FROM its opening statement - "Man, himself a collapsible being, physically and psychologically, needs and wants collapsible tools" - through to a later caption describing Jan Dranger's a.i.r series of inflatable furniture for the design house - "IKEA don't usually waste printer's ink on telling customers who designs their furniture but now and again some information escapes" - this gem of a book is a fount of irresistible observations.

Author Per Mollerup, director of an award-winning Scandinavian design firm specialising in corporate identity and environmental signage, has gathered more than 500 objects into a source-book of space-savers. The only criterion is that it has to be a true collapsible, with an impractical shape and size, and the space it occupies must be redistributed in one way or another, again and again.

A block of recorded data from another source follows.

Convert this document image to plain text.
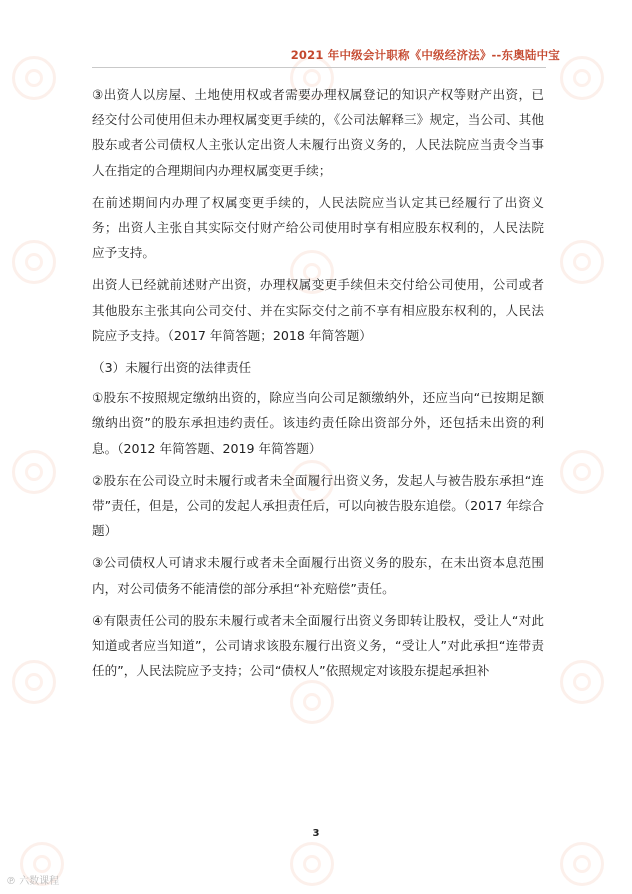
2021 年中级会计职称《中级经济法》--东奥陆中宝

③出资人以房屋、土地使用权或者需要办理权属登记的知识产权等财产出资，已经交付公司使用但未办理权属变更手续的，《公司法解释三》规定，当公司、其他股东或者公司债权人主张认定出资人未履行出资义务的，人民法院应当责令当事人在指定的合理期间内办理权属变更手续；

在前述期间内办理了权属变更手续的，人民法院应当认定其已经履行了出资义务；出资人主张自其实际交付财产给公司使用时享有相应股东权利的，人民法院应予支持。

出资人已经就前述财产出资，办理权属变更手续但未交付给公司使用，公司或者其他股东主张其向公司交付、并在实际交付之前不享有相应股东权利的，人民法院应予支持。（2017 年简答题；2018 年简答题）

（3）未履行出资的法律责任

①股东不按照规定缴纳出资的，除应当向公司足额缴纳外，还应当向“已按期足额缴纳出资”的股东承担违约责任。该违约责任除出资部分外，还包括未出资的利息。（2012 年简答题、2019 年简答题）

②股东在公司设立时未履行或者未全面履行出资义务，发起人与被告股东承担“连带”责任，但是，公司的发起人承担责任后，可以向被告股东追偿。（2017 年综合题）

③公司债权人可请求未履行或者未全面履行出资义务的股东，在未出资本息范围内，对公司债务不能清偿的部分承担“补充赔偿”责任。

④有限责任公司的股东未履行或者未全面履行出资义务即转让股权，受让人“对此知道或者应当知道”，公司请求该股东履行出资义务，“受让人”对此承担“连带责任的”，人民法院应予支持；公司“债权人”依照规定对该股东提起承担补

3
℗ 六数课程
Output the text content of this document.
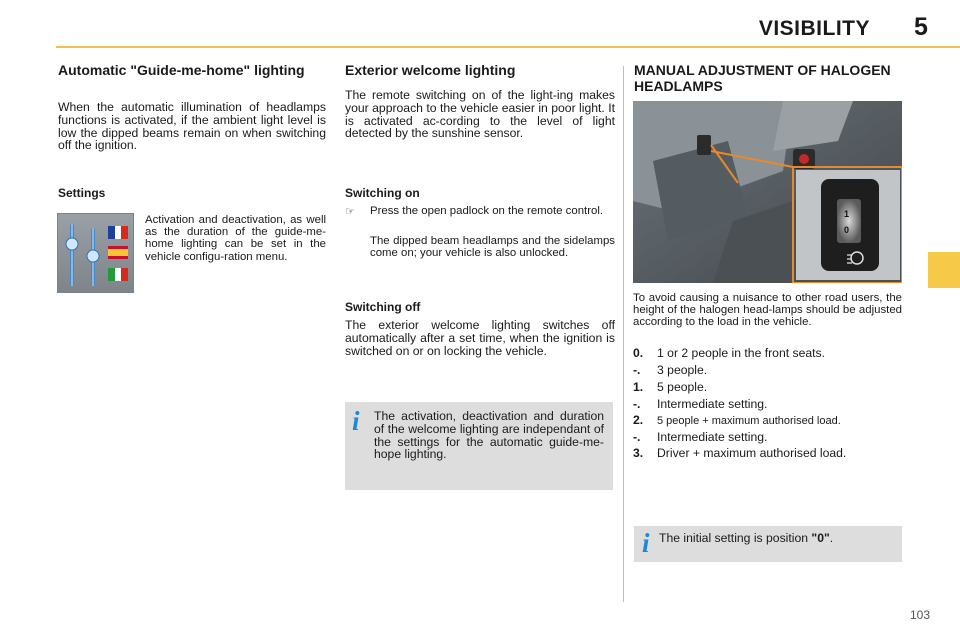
VISIBILITY	5
Automatic "Guide-me-home" lighting
When the automatic illumination of headlamps functions is activated, if the ambient light level is low the dipped beams remain on when switching off the ignition.
Settings
Activation and deactivation, as well as the duration of the guide-me-home lighting can be set in the vehicle configu-ration menu.
Exterior welcome lighting
The remote switching on of the light-ing makes your approach to the vehicle easier in poor light. It is activated ac-cording to the level of light detected by the sunshine sensor.
Switching on
☞	Press the open padlock on the remote control.
The dipped beam headlamps and the sidelamps come on; your vehicle is also unlocked.
Switching off
The exterior welcome lighting switches off automatically after a set time, when the ignition is switched on or on locking the vehicle.
i The activation, deactivation and duration of the welcome lighting are independant of the settings for the automatic guide-me-hope lighting.
MANUAL ADJUSTMENT OF HALOGEN HEADLAMPS
1
0
To avoid causing a nuisance to other road users, the height of the halogen head-lamps should be adjusted according to the load in the vehicle.
0. 1 or 2 people in the front seats.
-. 3 people.
1. 5 people.
-. Intermediate setting.
2. 5 people + maximum authorised load.
-. Intermediate setting.
3. Driver + maximum authorised load.
i The initial setting is position "0".
103
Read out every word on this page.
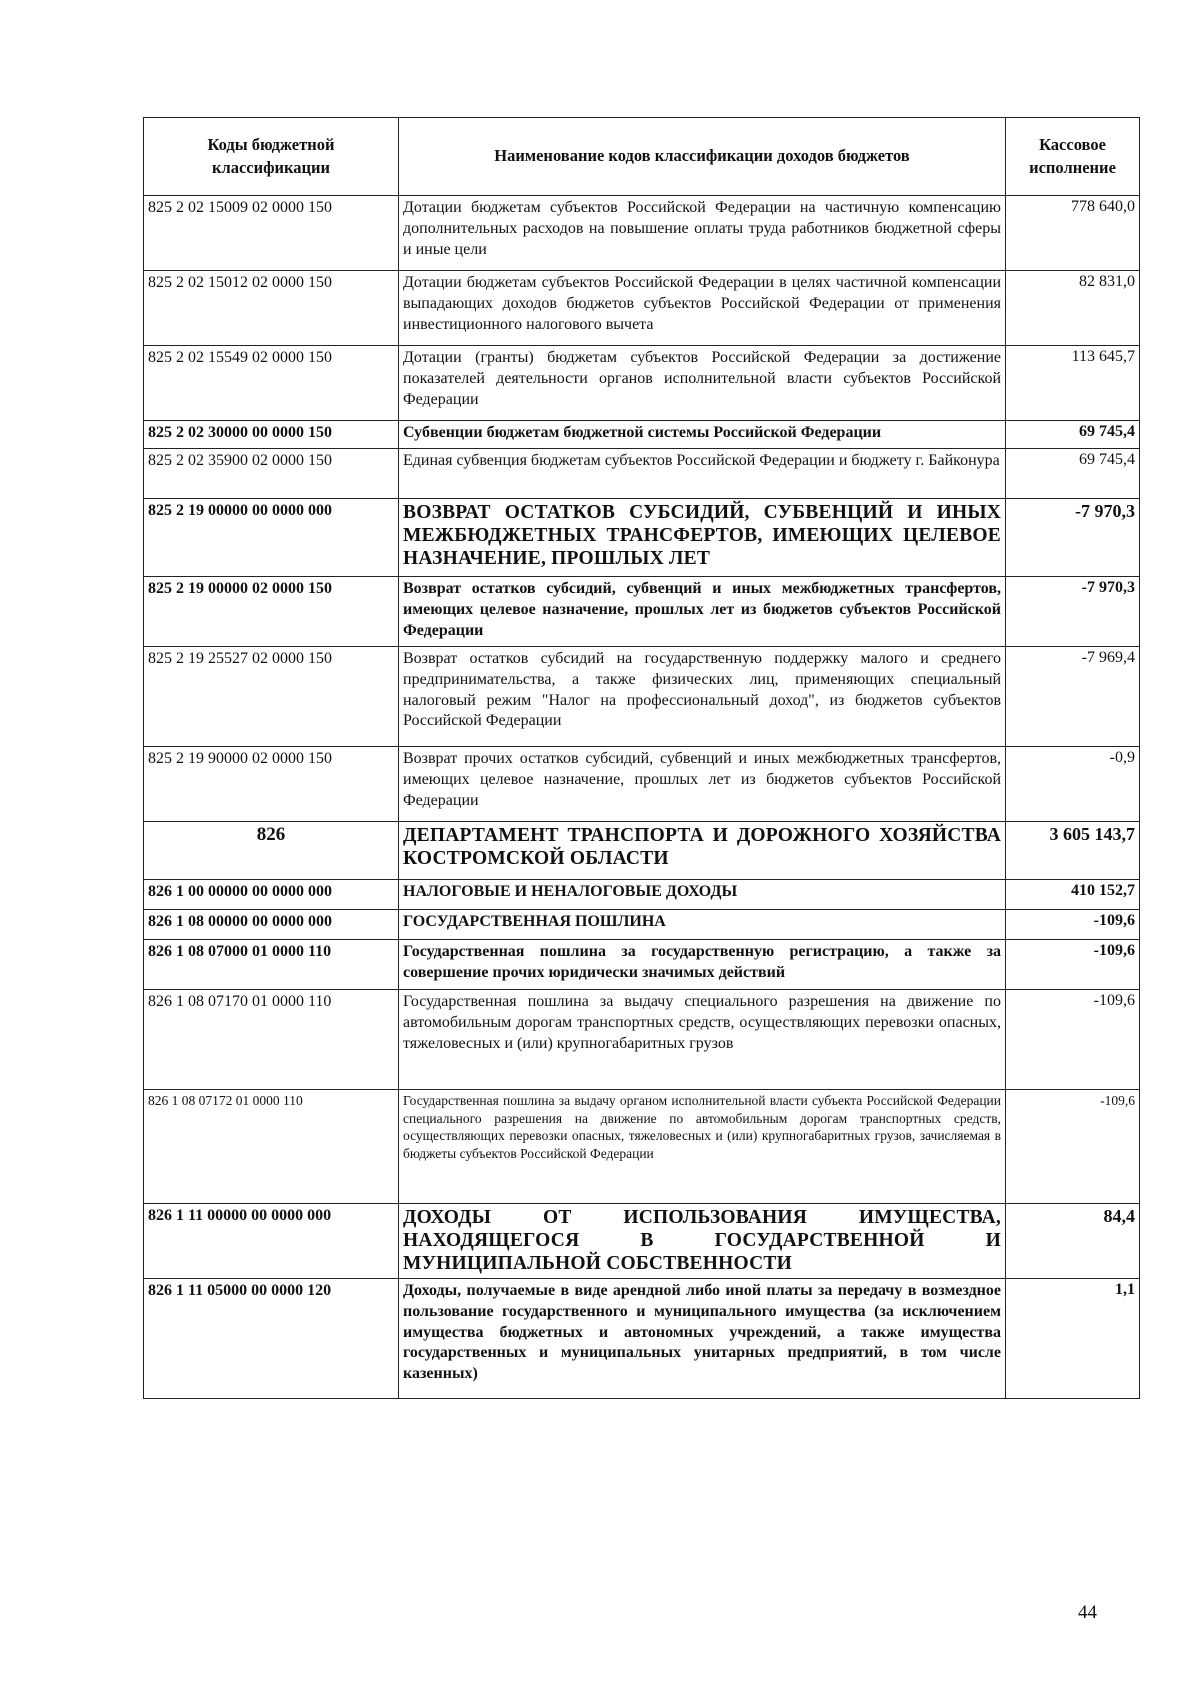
Коды бюджетной классификации	Наименование кодов классификации доходов бюджетов	Кассовое исполнение
825 2 02 15009 02 0000 150	Дотации бюджетам субъектов Российской Федерации на частичную компенсацию дополнительных расходов на повышение оплаты труда работников бюджетной сферы и иные цели	778 640,0
825 2 02 15012 02 0000 150	Дотации бюджетам субъектов Российской Федерации в целях частичной компенсации выпадающих доходов бюджетов субъектов Российской Федерации от применения инвестиционного налогового вычета	82 831,0
825 2 02 15549 02 0000 150	Дотации (гранты) бюджетам субъектов Российской Федерации за достижение показателей деятельности органов исполнительной власти субъектов Российской Федерации	113 645,7
825 2 02 30000 00 0000 150	Субвенции бюджетам бюджетной системы Российской Федерации	69 745,4
825 2 02 35900 02 0000 150	Единая субвенция бюджетам субъектов Российской Федерации и бюджету г. Байконура	69 745,4
825 2 19 00000 00 0000 000	ВОЗВРАТ ОСТАТКОВ СУБСИДИЙ, СУБВЕНЦИЙ И ИНЫХ МЕЖБЮДЖЕТНЫХ ТРАНСФЕРТОВ, ИМЕЮЩИХ ЦЕЛЕВОЕ НАЗНАЧЕНИЕ, ПРОШЛЫХ ЛЕТ	-7 970,3
825 2 19 00000 02 0000 150	Возврат остатков субсидий, субвенций и иных межбюджетных трансфертов, имеющих целевое назначение, прошлых лет из бюджетов субъектов Российской Федерации	-7 970,3
825 2 19 25527 02 0000 150	Возврат остатков субсидий на государственную поддержку малого и среднего предпринимательства, а также физических лиц, применяющих специальный налоговый режим "Налог на профессиональный доход", из бюджетов субъектов Российской Федерации	-7 969,4
825 2 19 90000 02 0000 150	Возврат прочих остатков субсидий, субвенций и иных межбюджетных трансфертов, имеющих целевое назначение, прошлых лет из бюджетов субъектов Российской Федерации	-0,9
826	ДЕПАРТАМЕНТ ТРАНСПОРТА И ДОРОЖНОГО ХОЗЯЙСТВА КОСТРОМСКОЙ ОБЛАСТИ	3 605 143,7
826 1 00 00000 00 0000 000	НАЛОГОВЫЕ И НЕНАЛОГОВЫЕ ДОХОДЫ	410 152,7
826 1 08 00000 00 0000 000	ГОСУДАРСТВЕННАЯ ПОШЛИНА	-109,6
826 1 08 07000 01 0000 110	Государственная пошлина за государственную регистрацию, а также за совершение прочих юридически значимых действий	-109,6
826 1 08 07170 01 0000 110	Государственная пошлина за выдачу специального разрешения на движение по автомобильным дорогам транспортных средств, осуществляющих перевозки опасных, тяжеловесных и (или) крупногабаритных грузов	-109,6
826 1 08 07172 01 0000 110	Государственная пошлина за выдачу органом исполнительной власти субъекта Российской Федерации специального разрешения на движение по автомобильным дорогам транспортных средств, осуществляющих перевозки опасных, тяжеловесных и (или) крупногабаритных грузов, зачисляемая в бюджеты субъектов Российской Федерации	-109,6
826 1 11 00000 00 0000 000	ДОХОДЫ ОТ ИСПОЛЬЗОВАНИЯ ИМУЩЕСТВА, НАХОДЯЩЕГОСЯ В ГОСУДАРСТВЕННОЙ И МУНИЦИПАЛЬНОЙ СОБСТВЕННОСТИ	84,4
826 1 11 05000 00 0000 120	Доходы, получаемые в виде арендной либо иной платы за передачу в возмездное пользование государственного и муниципального имущества (за исключением имущества бюджетных и автономных учреждений, а также имущества государственных и муниципальных унитарных предприятий, в том числе казенных)	1,1
44
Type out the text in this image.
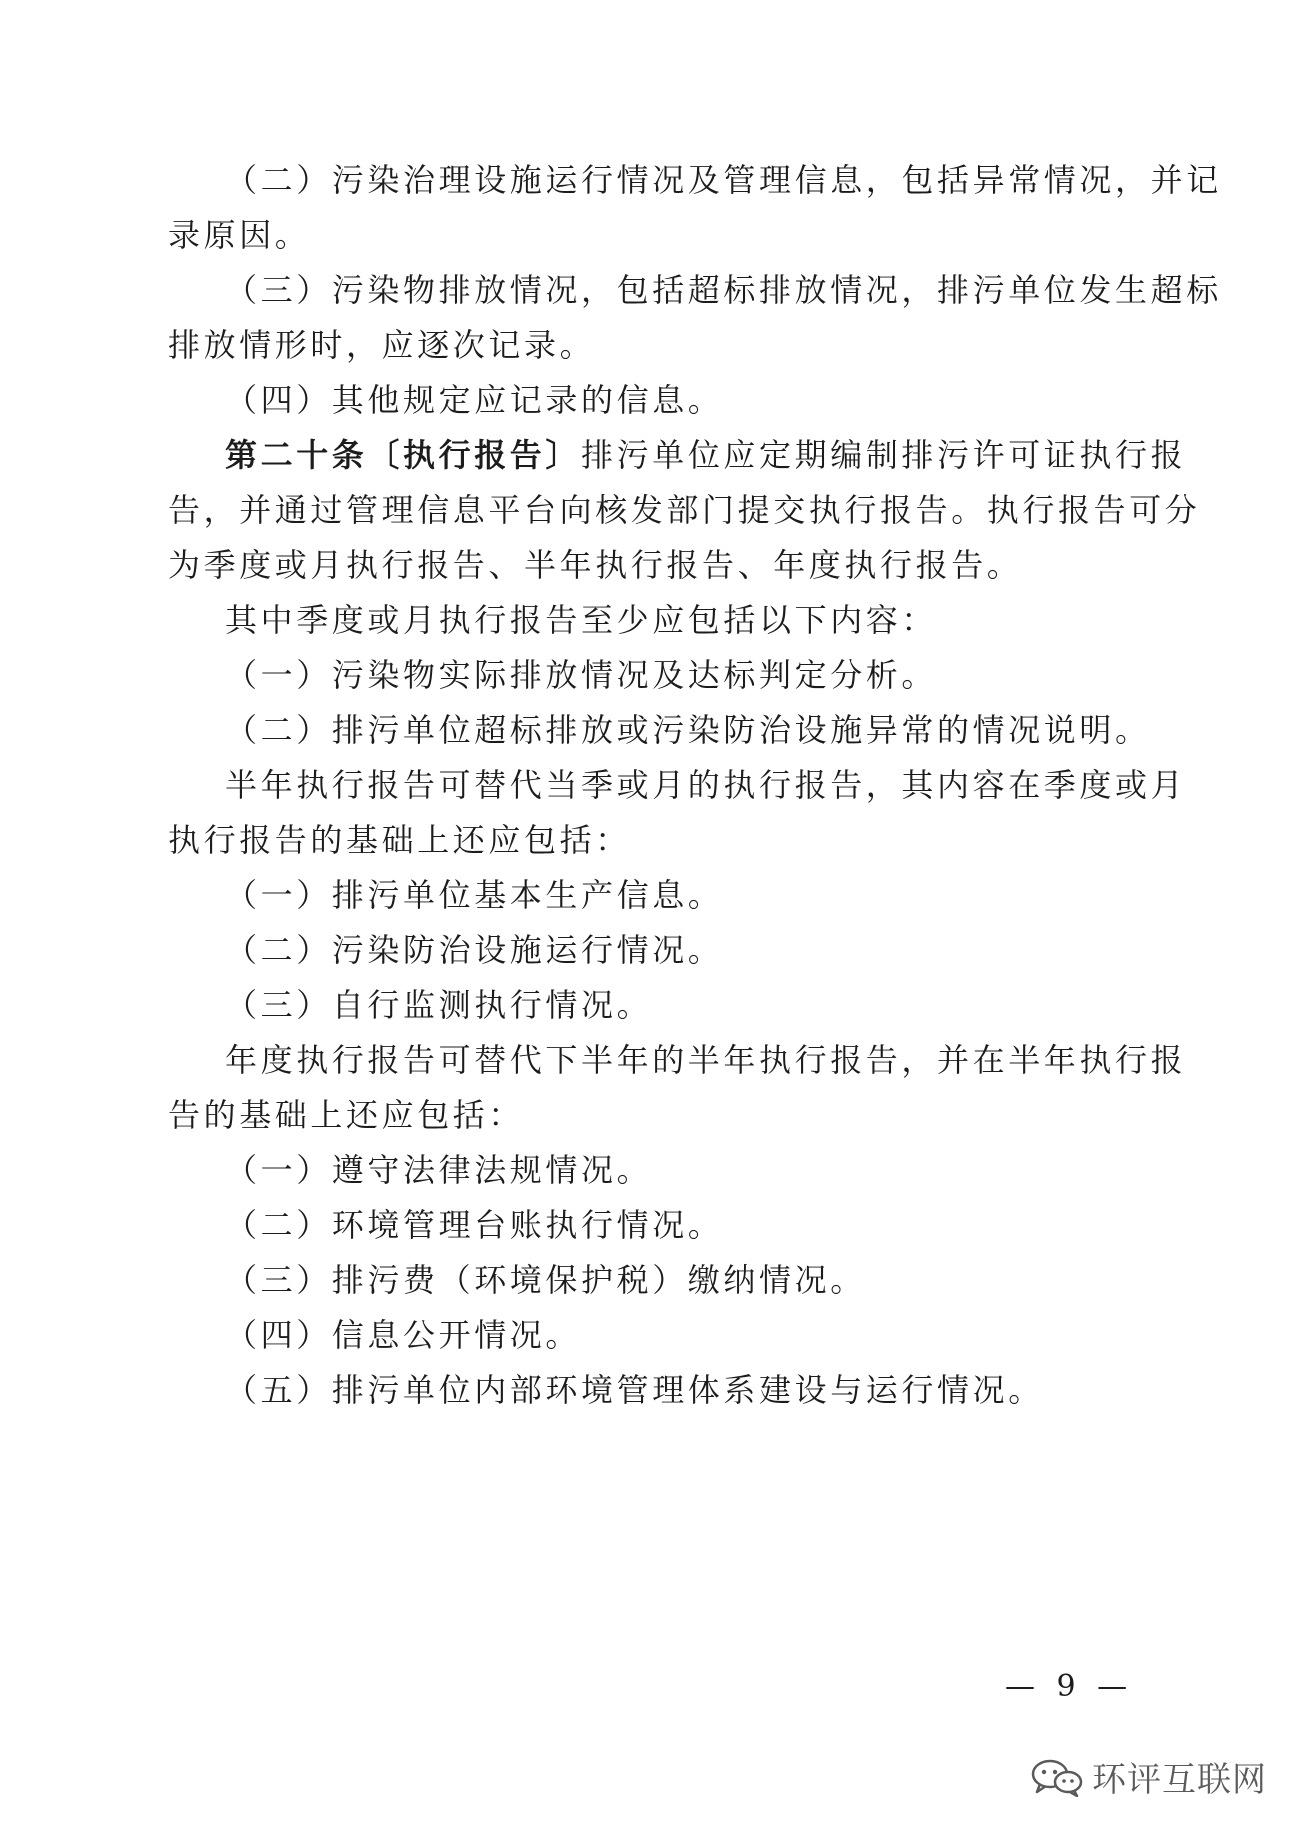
（二）污染治理设施运行情况及管理信息，包括异常情况，并记
录原因。
（三）污染物排放情况，包括超标排放情况，排污单位发生超标
排放情形时，应逐次记录。
（四）其他规定应记录的信息。
第二十条〔执行报告〕排污单位应定期编制排污许可证执行报
告，并通过管理信息平台向核发部门提交执行报告。执行报告可分
为季度或月执行报告、半年执行报告、年度执行报告。
其中季度或月执行报告至少应包括以下内容：
（一）污染物实际排放情况及达标判定分析。
（二）排污单位超标排放或污染防治设施异常的情况说明。
半年执行报告可替代当季或月的执行报告，其内容在季度或月
执行报告的基础上还应包括：
（一）排污单位基本生产信息。
（二）污染防治设施运行情况。
（三）自行监测执行情况。
年度执行报告可替代下半年的半年执行报告，并在半年执行报
告的基础上还应包括：
（一）遵守法律法规情况。
（二）环境管理台账执行情况。
（三）排污费（环境保护税）缴纳情况。
（四）信息公开情况。
（五）排污单位内部环境管理体系建设与运行情况。
— 9 —
环评互联网
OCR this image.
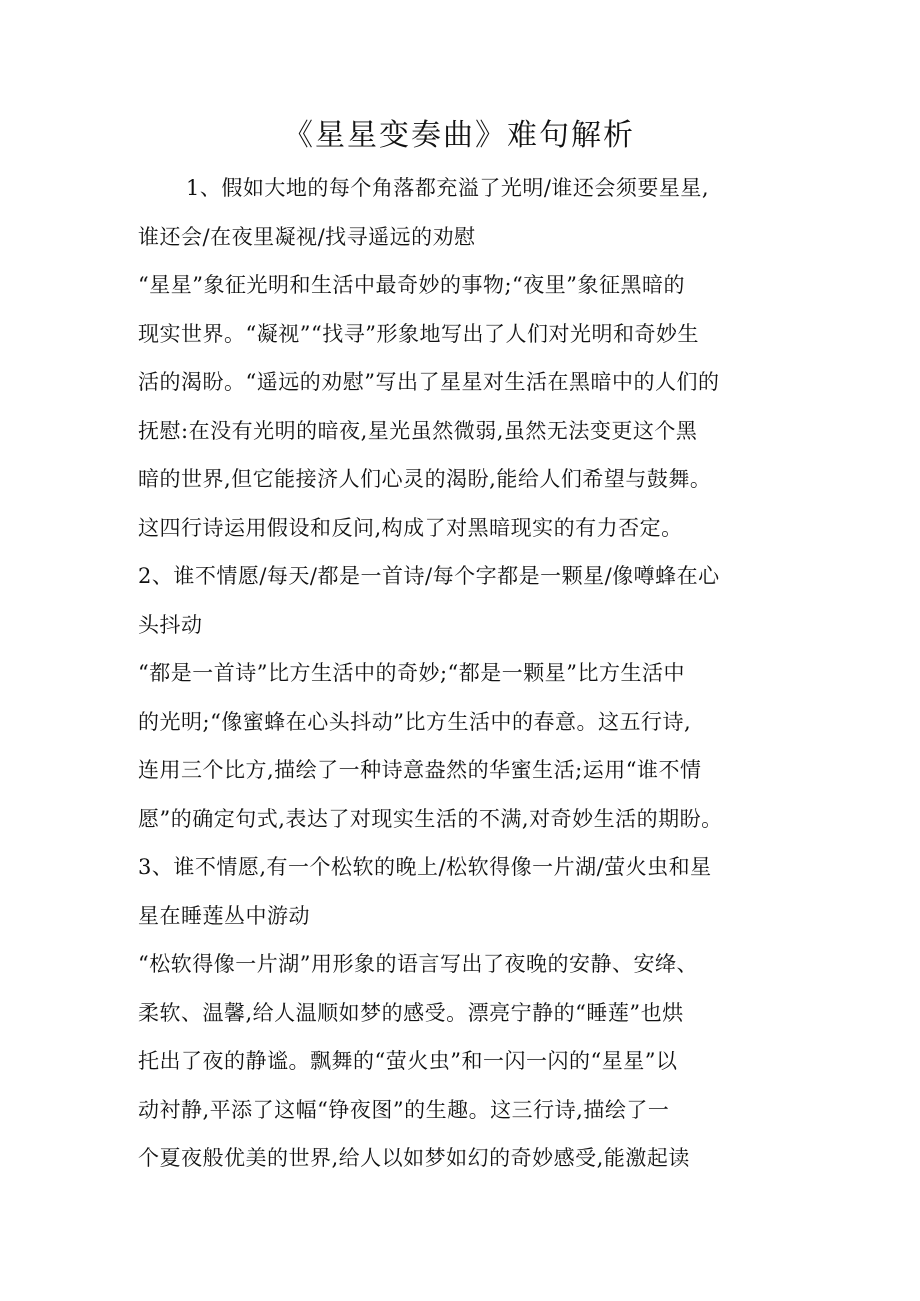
《星星变奏曲》难句解析
1、假如大地的每个角落都充溢了光明/谁还会须要星星,
谁还会/在夜里凝视/找寻遥远的劝慰
“星星”象征光明和生活中最奇妙的事物;“夜里”象征黑暗的
现实世界。“凝视”“找寻”形象地写出了人们对光明和奇妙生
活的渴盼。“遥远的劝慰”写出了星星对生活在黑暗中的人们的
抚慰:在没有光明的暗夜,星光虽然微弱,虽然无法变更这个黑
暗的世界,但它能接济人们心灵的渴盼,能给人们希望与鼓舞。
这四行诗运用假设和反问,构成了对黑暗现实的有力否定。
2、谁不情愿/每天/都是一首诗/每个字都是一颗星/像噂蜂在心
头抖动
“都是一首诗”比方生活中的奇妙;“都是一颗星”比方生活中
的光明;“像蜜蜂在心头抖动”比方生活中的春意。这五行诗,
连用三个比方,描绘了一种诗意盎然的华蜜生活;运用“谁不情
愿”的确定句式,表达了对现实生活的不满,对奇妙生活的期盼。
3、谁不情愿,有一个松软的晚上/松软得像一片湖/萤火虫和星
星在睡莲丛中游动
“松软得像一片湖”用形象的语言写出了夜晚的安静、安绛、
柔软、温馨,给人温顺如梦的感受。漂亮宁静的“睡莲”也烘
托出了夜的静谧。飘舞的“萤火虫”和一闪一闪的“星星”以
动衬静,平添了这幅“铮夜图”的生趣。这三行诗,描绘了一
个夏夜般优美的世界,给人以如梦如幻的奇妙感受,能激起读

This can be achieved in a number of ways; folding, compressing, inflating and creasing being some of them. Above all, it must be a measure of convenience. Thus the book itself, and this newspaper, is a collapsible; a paper cup designed to be used only once is not. There are quasi collapsibles: height-adjustable chairs do not save space. And there are the ones that give infinite pleasure: DuPont nylons expand by several hundred per cent "while improving drastically in appearance". A section is devoted to furniture and its mobile functionality. The book's brevity is the very soul of wit, designed to be read over and over again.